Even the top 10% of engineers - the elite, the highly experienced - make less than $130k for the most part.

Most Engineering fields in the US are slated to have "About as Fast as Average" over the next decade, according to the BLS. Exceptions include environmental and biomedical engineering. These fields are relatively "new" and require a more diverse range of knowledge, so that's understandable - and easily remedied by retraining.

There are 1.6M engineers, in a country with only about 130M people in the workforce. More than 1 in 100 people is an engineer by trade, which is close to the ratio of people in the US Military.

Keep these facts in mind the next time some industry jerk claims they can't find a "Competent" Engineer at $200k because of some non-existent shortage/laziness/lack of education/lack of Visas.

The GOP says

The tech shortage is real, and it's not just in America but world wide. The biggest fundamental problem has been frameworks, wizards, templates and WYSIWYGs has replaced a full breadth of understanding the underlying architecture and APIs.

Yes, according to the BLS, computer hardware engineers are getting hit hard by this sea change.

7   zzyzzx   2011 Oct 24, 2:03am  

thomas.wong1986 says

zzyzzx says

As a former engineer, it always bothers me when I hear people parrot stuff about the alleged engineer shortage, since it hasn't existed in more than about 30 years.

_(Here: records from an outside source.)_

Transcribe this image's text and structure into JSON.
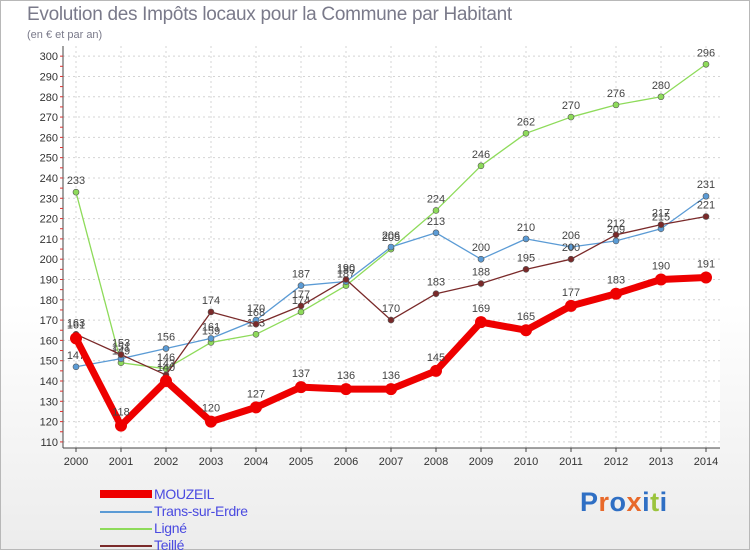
{
  "chart_data": {
    "type": "line",
    "title": "Evolution des Impôts locaux pour la Commune par Habitant",
    "subtitle": "(en € et par an)",
    "x": [
      "2000",
      "2001",
      "2002",
      "2003",
      "2004",
      "2005",
      "2006",
      "2007",
      "2008",
      "2009",
      "2010",
      "2011",
      "2012",
      "2013",
      "2014"
    ],
    "yticks": [
      110,
      120,
      130,
      140,
      150,
      160,
      170,
      180,
      190,
      200,
      210,
      220,
      230,
      240,
      250,
      260,
      270,
      280,
      290,
      300
    ],
    "ylim": [
      107,
      305
    ],
    "grid": true,
    "legend_position": "bottom-left",
    "series": [
      {
        "name": "MOUZEIL",
        "color": "#ee0000",
        "values": [
          161,
          118,
          140,
          120,
          127,
          137,
          136,
          136,
          145,
          169,
          165,
          177,
          183,
          190,
          191
        ]
      },
      {
        "name": "Trans-sur-Erdre",
        "color": "#5b9bd5",
        "values": [
          147,
          151,
          156,
          161,
          170,
          187,
          189,
          206,
          213,
          200,
          210,
          206,
          209,
          215,
          231
        ]
      },
      {
        "name": "Ligné",
        "color": "#8edb5a",
        "values": [
          233,
          149,
          146,
          159,
          163,
          174,
          187,
          205,
          224,
          246,
          262,
          270,
          276,
          280,
          296
        ]
      },
      {
        "name": "Teillé",
        "color": "#7a2a2a",
        "values": [
          163,
          153,
          143,
          174,
          168,
          177,
          190,
          170,
          183,
          188,
          195,
          200,
          212,
          217,
          221
        ]
      }
    ]
  },
  "logo": {
    "text": "Proxiti",
    "letters": [
      "P",
      "r",
      "o",
      "x",
      "i",
      "t",
      "i"
    ],
    "colors": [
      "#2f6fc4",
      "#e8692a",
      "#2f6fc4",
      "#e8692a",
      "#2f6fc4",
      "#9bc43c",
      "#2f6fc4"
    ]
  }
}
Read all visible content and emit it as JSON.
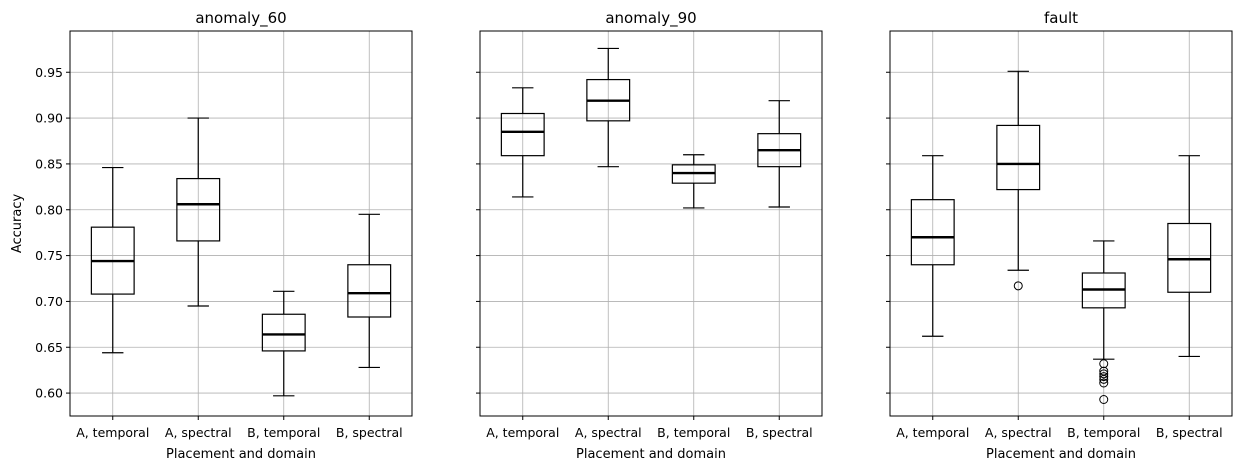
{
  "chart_data": {
    "type": "box",
    "ylabel": "Accuracy",
    "ylim": [
      0.575,
      0.995
    ],
    "yticks": [
      "0.60",
      "0.65",
      "0.70",
      "0.75",
      "0.80",
      "0.85",
      "0.90",
      "0.95"
    ],
    "sharey": true,
    "grid": true,
    "categories": [
      "A, temporal",
      "A, spectral",
      "B, temporal",
      "B, spectral"
    ],
    "xlabel": "Placement and domain",
    "panels": [
      {
        "title": "anomaly_60",
        "boxes": [
          {
            "whislo": 0.644,
            "q1": 0.708,
            "med": 0.744,
            "q3": 0.781,
            "whishi": 0.846,
            "fliers": []
          },
          {
            "whislo": 0.695,
            "q1": 0.766,
            "med": 0.806,
            "q3": 0.834,
            "whishi": 0.9,
            "fliers": []
          },
          {
            "whislo": 0.597,
            "q1": 0.646,
            "med": 0.664,
            "q3": 0.686,
            "whishi": 0.711,
            "fliers": []
          },
          {
            "whislo": 0.628,
            "q1": 0.683,
            "med": 0.709,
            "q3": 0.74,
            "whishi": 0.795,
            "fliers": []
          }
        ]
      },
      {
        "title": "anomaly_90",
        "boxes": [
          {
            "whislo": 0.814,
            "q1": 0.859,
            "med": 0.885,
            "q3": 0.905,
            "whishi": 0.933,
            "fliers": []
          },
          {
            "whislo": 0.847,
            "q1": 0.897,
            "med": 0.919,
            "q3": 0.942,
            "whishi": 0.976,
            "fliers": []
          },
          {
            "whislo": 0.802,
            "q1": 0.829,
            "med": 0.84,
            "q3": 0.849,
            "whishi": 0.86,
            "fliers": []
          },
          {
            "whislo": 0.803,
            "q1": 0.847,
            "med": 0.865,
            "q3": 0.883,
            "whishi": 0.919,
            "fliers": []
          }
        ]
      },
      {
        "title": "fault",
        "boxes": [
          {
            "whislo": 0.662,
            "q1": 0.74,
            "med": 0.77,
            "q3": 0.811,
            "whishi": 0.859,
            "fliers": []
          },
          {
            "whislo": 0.734,
            "q1": 0.822,
            "med": 0.85,
            "q3": 0.892,
            "whishi": 0.951,
            "fliers": [
              0.717
            ]
          },
          {
            "whislo": 0.637,
            "q1": 0.693,
            "med": 0.713,
            "q3": 0.731,
            "whishi": 0.766,
            "fliers": [
              0.632,
              0.624,
              0.621,
              0.618,
              0.615,
              0.611,
              0.593
            ]
          },
          {
            "whislo": 0.64,
            "q1": 0.71,
            "med": 0.746,
            "q3": 0.785,
            "whishi": 0.859,
            "fliers": []
          }
        ]
      }
    ]
  }
}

They are looking for engineers under 40 Plus looking to have some ethnic diversity. If your a white guy over 40 with a boat load of experience and accomplishments, your out of luck.

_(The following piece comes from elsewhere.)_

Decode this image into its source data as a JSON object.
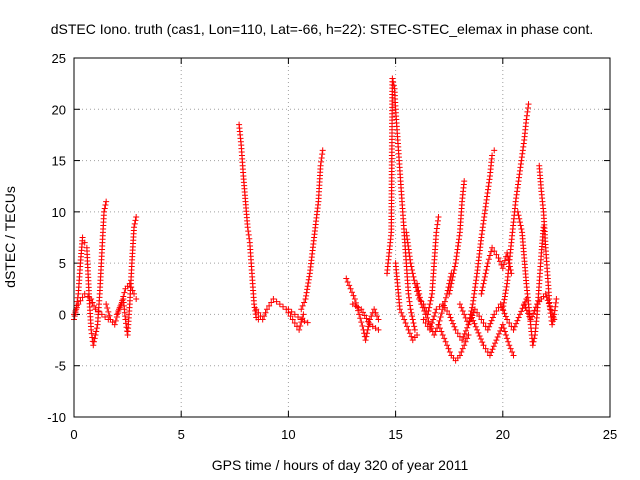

Did any of this mattered when we had a tech boom in the 80s and 90s... nada.. its all about some Politcally Correct Agenda prick head 20-30 year old managers consider their ideal "culture".

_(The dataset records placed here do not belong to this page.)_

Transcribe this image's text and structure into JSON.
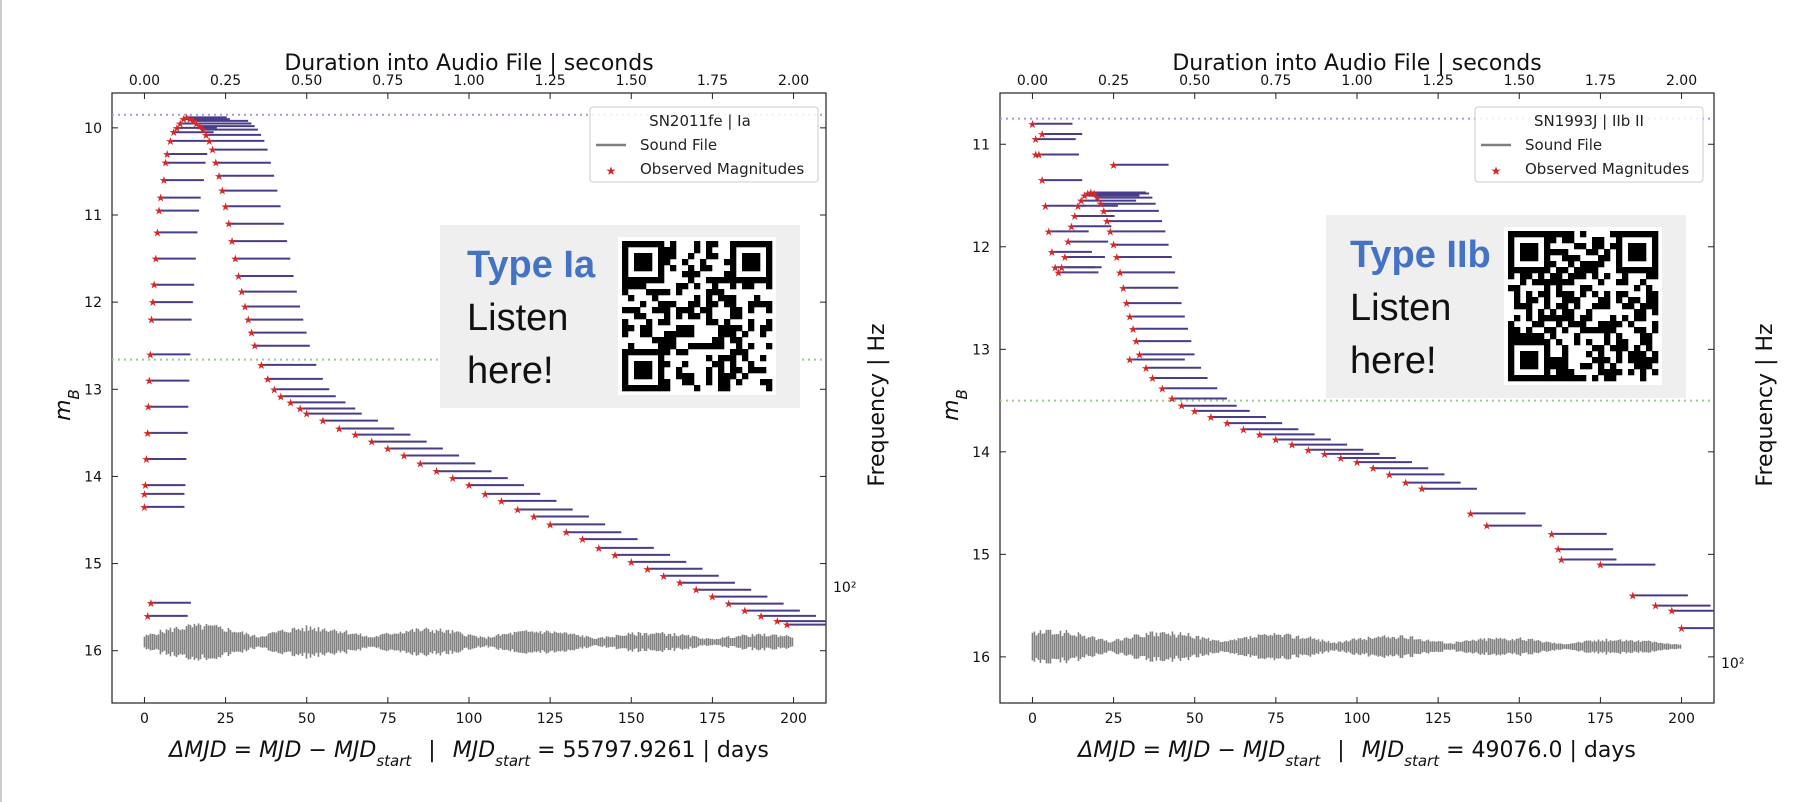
{
  "chart_data": [
    {
      "type": "scatter",
      "top_axis_label": "Duration into Audio File | seconds",
      "top_ticks": [
        "0.00",
        "0.25",
        "0.50",
        "0.75",
        "1.00",
        "1.25",
        "1.50",
        "1.75",
        "2.00"
      ],
      "x_ticks": [
        "0",
        "25",
        "50",
        "75",
        "100",
        "125",
        "150",
        "175",
        "200"
      ],
      "y_ticks": [
        "10",
        "11",
        "12",
        "13",
        "14",
        "15",
        "16"
      ],
      "ylabel": "m",
      "ylabel_sub": "B",
      "right_label": "Frequency | Hz",
      "right_tick": "10²",
      "xlabel_parts": {
        "delta": "ΔMJD",
        "eq": "=",
        "mjd": "MJD",
        "minus": "−",
        "mjd_start": "MJD",
        "start_sub": "start",
        "sep": "|",
        "value": "= 55797.9261",
        "unit": "| days"
      },
      "xlim": [
        -10,
        210
      ],
      "ylim": [
        16.6,
        9.6
      ],
      "dotted_lines": [
        9.85,
        12.66
      ],
      "legend_title": "SN2011fe |  Ia",
      "legend_items": [
        "Sound File",
        "Observed Magnitudes"
      ],
      "qr_title": "Type Ia",
      "qr_line1": "Listen",
      "qr_line2": "here!",
      "colors": {
        "points": "#D62728",
        "segments": "#483D8B",
        "sound": "#808080"
      },
      "points": [
        [
          0,
          14.35
        ],
        [
          0.3,
          14.1
        ],
        [
          0.6,
          13.8
        ],
        [
          1,
          13.5
        ],
        [
          1.2,
          13.2
        ],
        [
          1.5,
          12.9
        ],
        [
          1.8,
          12.6
        ],
        [
          2.2,
          12.2
        ],
        [
          2.6,
          12.0
        ],
        [
          3,
          11.8
        ],
        [
          3.5,
          11.5
        ],
        [
          4,
          11.2
        ],
        [
          4.5,
          10.95
        ],
        [
          5,
          10.8
        ],
        [
          6,
          10.6
        ],
        [
          6.5,
          10.4
        ],
        [
          7,
          10.3
        ],
        [
          8,
          10.15
        ],
        [
          9,
          10.05
        ],
        [
          10,
          10.0
        ],
        [
          11,
          9.95
        ],
        [
          12,
          9.9
        ],
        [
          13,
          9.88
        ],
        [
          14,
          9.9
        ],
        [
          15,
          9.92
        ],
        [
          16,
          9.95
        ],
        [
          17,
          9.98
        ],
        [
          18,
          10.02
        ],
        [
          19,
          10.08
        ],
        [
          20,
          10.15
        ],
        [
          21,
          10.25
        ],
        [
          22,
          10.4
        ],
        [
          23,
          10.55
        ],
        [
          24,
          10.72
        ],
        [
          25,
          10.9
        ],
        [
          26,
          11.1
        ],
        [
          27,
          11.3
        ],
        [
          28,
          11.5
        ],
        [
          29,
          11.7
        ],
        [
          30,
          11.88
        ],
        [
          31,
          12.05
        ],
        [
          32,
          12.2
        ],
        [
          33,
          12.35
        ],
        [
          34,
          12.5
        ],
        [
          36,
          12.72
        ],
        [
          38,
          12.88
        ],
        [
          40,
          13.0
        ],
        [
          42,
          13.08
        ],
        [
          45,
          13.15
        ],
        [
          48,
          13.22
        ],
        [
          50,
          13.28
        ],
        [
          55,
          13.36
        ],
        [
          60,
          13.45
        ],
        [
          65,
          13.52
        ],
        [
          70,
          13.6
        ],
        [
          75,
          13.68
        ],
        [
          80,
          13.76
        ],
        [
          85,
          13.85
        ],
        [
          90,
          13.94
        ],
        [
          95,
          14.02
        ],
        [
          100,
          14.1
        ],
        [
          105,
          14.2
        ],
        [
          110,
          14.28
        ],
        [
          115,
          14.38
        ],
        [
          120,
          14.46
        ],
        [
          125,
          14.55
        ],
        [
          130,
          14.64
        ],
        [
          135,
          14.72
        ],
        [
          140,
          14.82
        ],
        [
          145,
          14.9
        ],
        [
          150,
          14.98
        ],
        [
          155,
          15.06
        ],
        [
          160,
          15.14
        ],
        [
          165,
          15.22
        ],
        [
          170,
          15.3
        ],
        [
          175,
          15.38
        ],
        [
          180,
          15.46
        ],
        [
          185,
          15.54
        ],
        [
          190,
          15.6
        ],
        [
          195,
          15.66
        ],
        [
          198,
          15.7
        ],
        [
          2,
          15.45
        ],
        [
          1,
          15.6
        ],
        [
          0,
          14.2
        ]
      ]
    },
    {
      "type": "scatter",
      "top_axis_label": "Duration into Audio File | seconds",
      "top_ticks": [
        "0.00",
        "0.25",
        "0.50",
        "0.75",
        "1.00",
        "1.25",
        "1.50",
        "1.75",
        "2.00"
      ],
      "x_ticks": [
        "0",
        "25",
        "50",
        "75",
        "100",
        "125",
        "150",
        "175",
        "200"
      ],
      "y_ticks": [
        "11",
        "12",
        "13",
        "14",
        "15",
        "16"
      ],
      "ylabel": "m",
      "ylabel_sub": "B",
      "right_label": "Frequency | Hz",
      "right_tick": "10²",
      "xlabel_parts": {
        "delta": "ΔMJD",
        "eq": "=",
        "mjd": "MJD",
        "minus": "−",
        "mjd_start": "MJD",
        "start_sub": "start",
        "sep": "|",
        "value": "= 49076.0",
        "unit": "| days"
      },
      "xlim": [
        -10,
        210
      ],
      "ylim": [
        16.45,
        10.5
      ],
      "dotted_lines": [
        10.75,
        13.5
      ],
      "legend_title": "SN1993J |  IIb II",
      "legend_items": [
        "Sound File",
        "Observed Magnitudes"
      ],
      "qr_title": "Type IIb",
      "qr_line1": "Listen",
      "qr_line2": "here!",
      "colors": {
        "points": "#D62728",
        "segments": "#483D8B",
        "sound": "#808080"
      },
      "points": [
        [
          0,
          10.8
        ],
        [
          1,
          10.95
        ],
        [
          2,
          11.1
        ],
        [
          3,
          11.35
        ],
        [
          4,
          11.6
        ],
        [
          5,
          11.85
        ],
        [
          6,
          12.05
        ],
        [
          7,
          12.2
        ],
        [
          8,
          12.25
        ],
        [
          9,
          12.2
        ],
        [
          10,
          12.1
        ],
        [
          11,
          11.95
        ],
        [
          12,
          11.8
        ],
        [
          13,
          11.7
        ],
        [
          14,
          11.6
        ],
        [
          15,
          11.55
        ],
        [
          16,
          11.5
        ],
        [
          17,
          11.48
        ],
        [
          18,
          11.47
        ],
        [
          19,
          11.48
        ],
        [
          20,
          11.52
        ],
        [
          21,
          11.58
        ],
        [
          22,
          11.65
        ],
        [
          23,
          11.75
        ],
        [
          24,
          11.85
        ],
        [
          25,
          11.98
        ],
        [
          26,
          12.1
        ],
        [
          27,
          12.25
        ],
        [
          28,
          12.4
        ],
        [
          29,
          12.55
        ],
        [
          30,
          12.68
        ],
        [
          31,
          12.8
        ],
        [
          32,
          12.92
        ],
        [
          33,
          13.05
        ],
        [
          35,
          13.18
        ],
        [
          37,
          13.28
        ],
        [
          40,
          13.38
        ],
        [
          43,
          13.48
        ],
        [
          46,
          13.55
        ],
        [
          50,
          13.6
        ],
        [
          55,
          13.66
        ],
        [
          60,
          13.72
        ],
        [
          65,
          13.78
        ],
        [
          70,
          13.83
        ],
        [
          75,
          13.88
        ],
        [
          80,
          13.93
        ],
        [
          85,
          13.98
        ],
        [
          90,
          14.02
        ],
        [
          95,
          14.06
        ],
        [
          100,
          14.1
        ],
        [
          105,
          14.16
        ],
        [
          110,
          14.22
        ],
        [
          115,
          14.3
        ],
        [
          120,
          14.36
        ],
        [
          135,
          14.6
        ],
        [
          140,
          14.72
        ],
        [
          160,
          14.8
        ],
        [
          162,
          14.95
        ],
        [
          163,
          15.05
        ],
        [
          175,
          15.1
        ],
        [
          185,
          15.4
        ],
        [
          192,
          15.5
        ],
        [
          197,
          15.55
        ],
        [
          200,
          15.72
        ],
        [
          1,
          11.1
        ],
        [
          3,
          10.9
        ],
        [
          25,
          11.2
        ],
        [
          30,
          13.1
        ]
      ]
    }
  ]
}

That is what is ment by 'shortage"...

Either that or "shortage" meaning that they are having trouble finding engineers to work for $6.50/hr. I'm not making that number up either. I used to work with a Russian whose first job in the US was $6.50/hr as en electrical engineer at a waste water treatment plant. And that was in the 1990's.

My last job as an engineer paid 45K when I left, and that was in Washington DC with a PE license and no 401K. The electricians at the plant made more than I did. A few years ago I was in Lowes when one of the electrical foreman from the plant spotted me and he told me that the reason he never bothered trying to become an electrical engineer was because on the occasions he had to hire one to do a small job, the rates were so low that he knew it wasn't going to pan out.

8   HousingWatcher   2011 Oct 24, 6:32am  

I found this piece quite informative:

"According to the IEEE-USA's analysis of Labor Department data," Hira continued, "there are more than 300,000 unemployed engineers and computer scientists" in the United States. And though Hira did not mention it, tens of thousands of the scientists counted as employed are trapped in low-paying postdoc "training" jobs that economists have long recognized as effectively disguising unemployment."

http://sciencecareers.sciencemag.org/career_magazine/previous_issues/articles/2011_09_02/caredit.a1100089

10   corntrollio   2011 Oct 26, 8:04am  

zzyzzx says

My last job as an engineer paid 45K when I left, and that was in Washington DC with a PE license and no 401K. The electricians at the plant made more than I did. A few years ago I was in Lowes when one of the electrical foreman from the plant spotted me and he told me that the reason he never bothered trying to become an electrical engineer was because on the occasions he had to hire one to do a small job, the rates were so low that he knew it wasn't going to pan out.

Who'd you work for and what year? I know that people who worked as electrical engineers for big companies made more than that and had generous 401(k) matches 10-15 years ago, and that's without including overtime on top of that salary.

11   zzyzzx   2011 Oct 27, 5:44am  

corntrollio says

Who'd you work for and what year? I know that people who worked as electrical engineers for big companies made more than that and had generous 401(k) matches 10-15 years ago, and that's without including overtime on top of that salary.

1992-1995 for a small 8a contractor.

12   corntrollio   2011 Oct 27, 6:02am  

zzyzzx says

1992-1995 for a small 8a contractor.

Didn't mind your government cheese then, did you?